YEARS AGO
YEARS AGO
Today is Friday, Sept. 4, the 247th day of 2015. There are 118 days left in the year.
ASSOCIATED PRESS
On this date in:
1781: Los Angeles is founded by Spanish settlers under the leadership of Governor Felipe de Neve.
1888: George Eastman receives a patent for his roll-film box camera and registers his trademark: “Kodak.”
1951: President Harry S. Truman addresses the nation from the Japanese peace-treaty conference in San Francisco in the first live, coast-to-coast television broadcast.
1957: Arkansas Gov. Orval Faubus uses Arkansas National Guardsmen to prevent nine black students from entering all-white Central High School in Little Rock.
Ford Motor Co. begins selling its ill-fated Edsel.
1972: U.S. swimmer Mark Spitz wins a seventh gold medal at the Munich Olympics, in the 400-meter medley relay.
1974: The United States establishes diplomatic relations with East Germany.
2010: Six days after Hurricane Katrina left a devastated New Orleans in chaos, police storm the Danziger Bridge, shooting and killing two unarmed people and wounding four others. (Five New Orleans police officers were found guilty of civil- rights violations in connection with the shootings; however, a federal judge threw out those convictions in September 2013 and ordered a new trial, concluding the case had been tainted by “grotesque prosecutorial misconduct.”)
2014: Joan Rivers, the raucous, acid-tongued comedian who crashed the male-dominated realm of late-night talk shows, dies at a New York hospital at age 81, a week after going into cardiac arrest in a doctor’s office during a routine medical procedure.
VINDICATOR FILES
1990: The 144th Canfield Fair is the first in at least 25 years without a single day of rain, but it still falls short of breaking the 1979 record attendance of 539,437 by nearly 65,000.
Mahmoud Massri, 32, of 135 Madison Ave. on Youngstown’s North Side is arrested by FBI agents who say he operated a makeshift telephone switchboard from his apartment that allowed Palestinians in Israel to make calls to Palestinians in Arab countries, skirting Israeli law and purportedly defrauding American telephone companies of fees.
St. Rose Church in Girard will have its fourth annual Octoberfest, which will include a polka Mass with music by Del Rezek.
1975: Youngstown City Council says it will investigate charges by the Fraternal Order of Police that Chief Donald Baker has caused “a severe lack of morale” in the department.
Youngstown Mayor Jack C. Hunter has asked the city law department to determine the legality of a “zoo” maintained by Dr.
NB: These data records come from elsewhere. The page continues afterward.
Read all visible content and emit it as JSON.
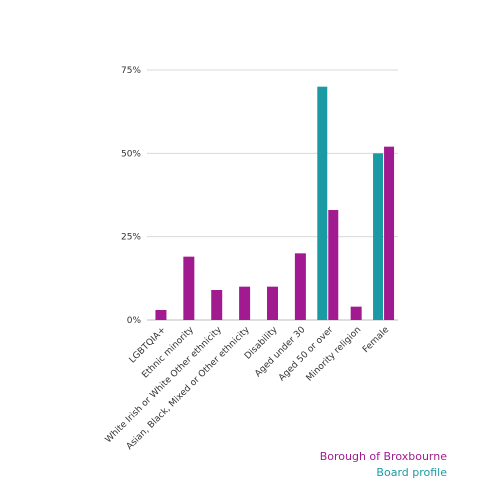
{
  "chart_data": {
    "type": "bar",
    "title": "",
    "xlabel": "",
    "ylabel": "",
    "ylim": [
      0,
      75
    ],
    "yticks": [
      "0%",
      "25%",
      "50%",
      "75%"
    ],
    "grid": true,
    "legend_position": "bottom-right",
    "categories": [
      "LGBTQIA+",
      "Ethnic minority",
      "White Irish or White Other ethnicity",
      "Asian, Black, Mixed or Other ethnicity",
      "Disability",
      "Aged under 30",
      "Aged 50 or over",
      "Minority religion",
      "Female"
    ],
    "series": [
      {
        "name": "Board profile",
        "color": "#1a9ba3",
        "values": [
          null,
          null,
          null,
          null,
          null,
          null,
          70,
          null,
          50
        ]
      },
      {
        "name": "Borough of Broxbourne",
        "color": "#a21a8f",
        "values": [
          3,
          19,
          9,
          10,
          10,
          20,
          33,
          4,
          52
        ]
      }
    ]
  },
  "legend": {
    "borough": "Borough of Broxbourne",
    "board": "Board profile",
    "borough_color": "#a21a8f",
    "board_color": "#1a9ba3"
  }
}
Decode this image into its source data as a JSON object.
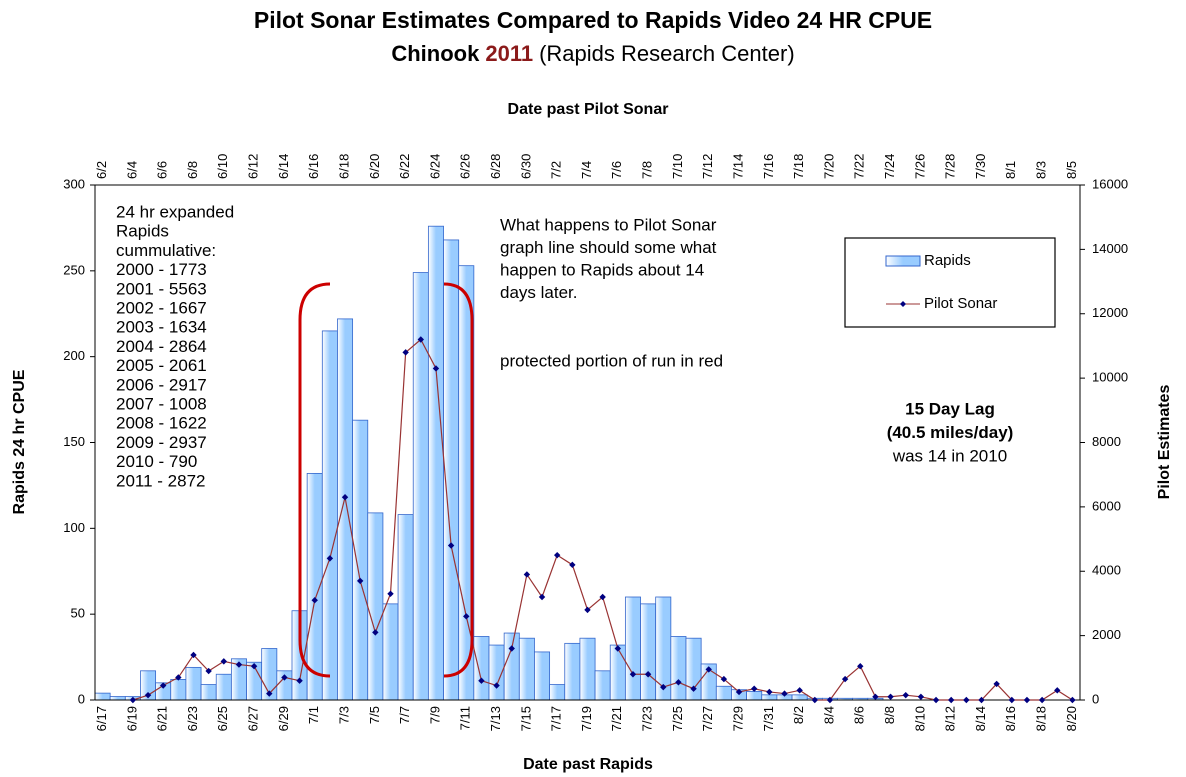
{
  "chart_data": {
    "type": "bar",
    "title": "Pilot Sonar Estimates Compared to Rapids Video 24 HR CPUE",
    "subtitle": [
      "Chinook",
      "2011",
      "(Rapids Research Center)"
    ],
    "subtitle_colors": [
      "#000000",
      "#8b1a1a",
      "#000000"
    ],
    "xlabel": "Date past Rapids",
    "x2label": "Date past Pilot Sonar",
    "ylabel": "Rapids 24 hr CPUE",
    "y2label": "Pilot Estimates",
    "categories": [
      "6/17",
      null,
      "6/19",
      null,
      "6/21",
      null,
      "6/23",
      null,
      "6/25",
      null,
      "6/27",
      null,
      "6/29",
      null,
      "7/1",
      null,
      "7/3",
      null,
      "7/5",
      null,
      "7/7",
      null,
      "7/9",
      null,
      "7/11",
      null,
      "7/13",
      null,
      "7/15",
      null,
      "7/17",
      null,
      "7/19",
      null,
      "7/21",
      null,
      "7/23",
      null,
      "7/25",
      null,
      "7/27",
      null,
      "7/29",
      null,
      "7/31",
      null,
      "8/2",
      null,
      "8/4",
      null,
      "8/6",
      null,
      "8/8",
      null,
      "8/10",
      null,
      "8/12",
      null,
      "8/14",
      null,
      "8/16",
      null,
      "8/18",
      null,
      "8/20"
    ],
    "categories2": [
      "6/2",
      null,
      "6/4",
      null,
      "6/6",
      null,
      "6/8",
      null,
      "6/10",
      null,
      "6/12",
      null,
      "6/14",
      null,
      "6/16",
      null,
      "6/18",
      null,
      "6/20",
      null,
      "6/22",
      null,
      "6/24",
      null,
      "6/26",
      null,
      "6/28",
      null,
      "6/30",
      null,
      "7/2",
      null,
      "7/4",
      null,
      "7/6",
      null,
      "7/8",
      null,
      "7/10",
      null,
      "7/12",
      null,
      "7/14",
      null,
      "7/16",
      null,
      "7/18",
      null,
      "7/20",
      null,
      "7/22",
      null,
      "7/24",
      null,
      "7/26",
      null,
      "7/28",
      null,
      "7/30",
      null,
      "8/1",
      null,
      "8/3",
      null,
      "8/5"
    ],
    "series": [
      {
        "name": "Rapids",
        "type": "bar",
        "color": "#99ccff",
        "axis": "y",
        "values": [
          4,
          2,
          2,
          17,
          10,
          12,
          19,
          9,
          15,
          24,
          22,
          30,
          17,
          52,
          132,
          215,
          222,
          163,
          109,
          56,
          108,
          249,
          276,
          268,
          253,
          37,
          32,
          39,
          36,
          28,
          9,
          33,
          36,
          17,
          32,
          60,
          56,
          60,
          37,
          36,
          21,
          8,
          6,
          5,
          3,
          3,
          3,
          1,
          1,
          1,
          1,
          1,
          0,
          0,
          0,
          0,
          0,
          0,
          0,
          0,
          0,
          0,
          0,
          0,
          0
        ]
      },
      {
        "name": "Pilot Sonar",
        "type": "line",
        "color": "#993333",
        "marker_color": "#000080",
        "axis": "y2",
        "values": [
          null,
          null,
          0,
          150,
          450,
          700,
          1400,
          900,
          1200,
          1100,
          1050,
          200,
          700,
          600,
          3100,
          4400,
          6300,
          3700,
          2100,
          3300,
          10800,
          11200,
          10300,
          4800,
          2600,
          600,
          450,
          1600,
          3900,
          3200,
          4500,
          4200,
          2800,
          3200,
          1600,
          800,
          800,
          400,
          550,
          350,
          950,
          650,
          250,
          350,
          250,
          200,
          300,
          0,
          0,
          650,
          1050,
          100,
          100,
          150,
          100,
          0,
          0,
          0,
          0,
          500,
          0,
          0,
          0,
          300,
          0
        ]
      }
    ],
    "ylim": [
      0,
      300
    ],
    "yticks": [
      0,
      50,
      100,
      150,
      200,
      250,
      300
    ],
    "y2lim": [
      0,
      16000
    ],
    "y2ticks": [
      0,
      2000,
      4000,
      6000,
      8000,
      10000,
      12000,
      14000,
      16000
    ],
    "annotations": {
      "cumulative": [
        "24 hr expanded",
        "Rapids",
        "cummulative:",
        "2000 - 1773",
        "2001 - 5563",
        "2002 - 1667",
        "2003 - 1634",
        "2004 - 2864",
        "2005 - 2061",
        "2006 - 2917",
        "2007 - 1008",
        "2008 - 1622",
        "2009 - 2937",
        "2010 - 790",
        "2011 - 2872"
      ],
      "note": [
        "What happens to Pilot Sonar",
        "graph line should some what",
        "happen to Rapids about 14",
        "days later."
      ],
      "protected": "protected portion of run  in  red",
      "lag": [
        "15 Day Lag",
        "(40.5 miles/day)",
        "was 14 in 2010"
      ],
      "lag_colors": [
        "#000000",
        "#000000",
        "#cc0000"
      ]
    }
  }
}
Richard Murray at his Glenwood Avenue home and office. If the city has no ordinance regulating the keeping of wild animals, Hunter wants the law department to draft one.
Despite the efforts of 100 firemen from five departments, fire destroys a large warehouse at Barth Farms on Western Reserve Road. The fire was kept from spreading to nearby buildings housing 13,000 hens and 15,000 young turkeys. No livestock was lost.
1965: Speaking to Northeast Ohio reporters in Cleveland, Paul F. Lorenz, general manager of Ford’s Lincoln-Mercury division, predicts that 1966 will be another record year for U.S. auto production.
A new first-day attendance record of 42,380 is set at the 119th Canfield Fair.
Carole Haus of Calla Road, south of Canfield, who works at Farmers National Bank, is crowned “Apple Queen” at the Canfield Fair.
Dr. Frank Laubach, 81, president of the Laubach Literacy Fund, speaks at Trinity Methodist Church in Youngstown. Over 35 years, his phonetic approach to teaching literacy has been applied to 312 languages and dialects.
1940: The federal low-cost housing program is portrayed by Langdon Post, a consultant for the U.S. Housing Authority, as a method of eliminating “breeding grounds for Hitler, Mussolini and Stalin” while Atty. T. Lamar Jackson assails it as “socially, economically and politically unsound” during a debate on the proposed McGuffey low-cost housing program on WFMJ radio.
Gus Hall (Arvo Halburg until he legally changed his name in 1938) says he plans to run for county commissioner, and he objects to Judge Erskine Maiden’s temporary injunction preventing election officials from verifying names on the petitions of Communist candidates.
Because of complaints from parents and patriotic societies that the outstretched-arm salute during the pledge of allegiance to the Stars and Stripes duplicates the salute of dictator nations, the Pittsburgh city schools have abandoned the gesture during the pledge.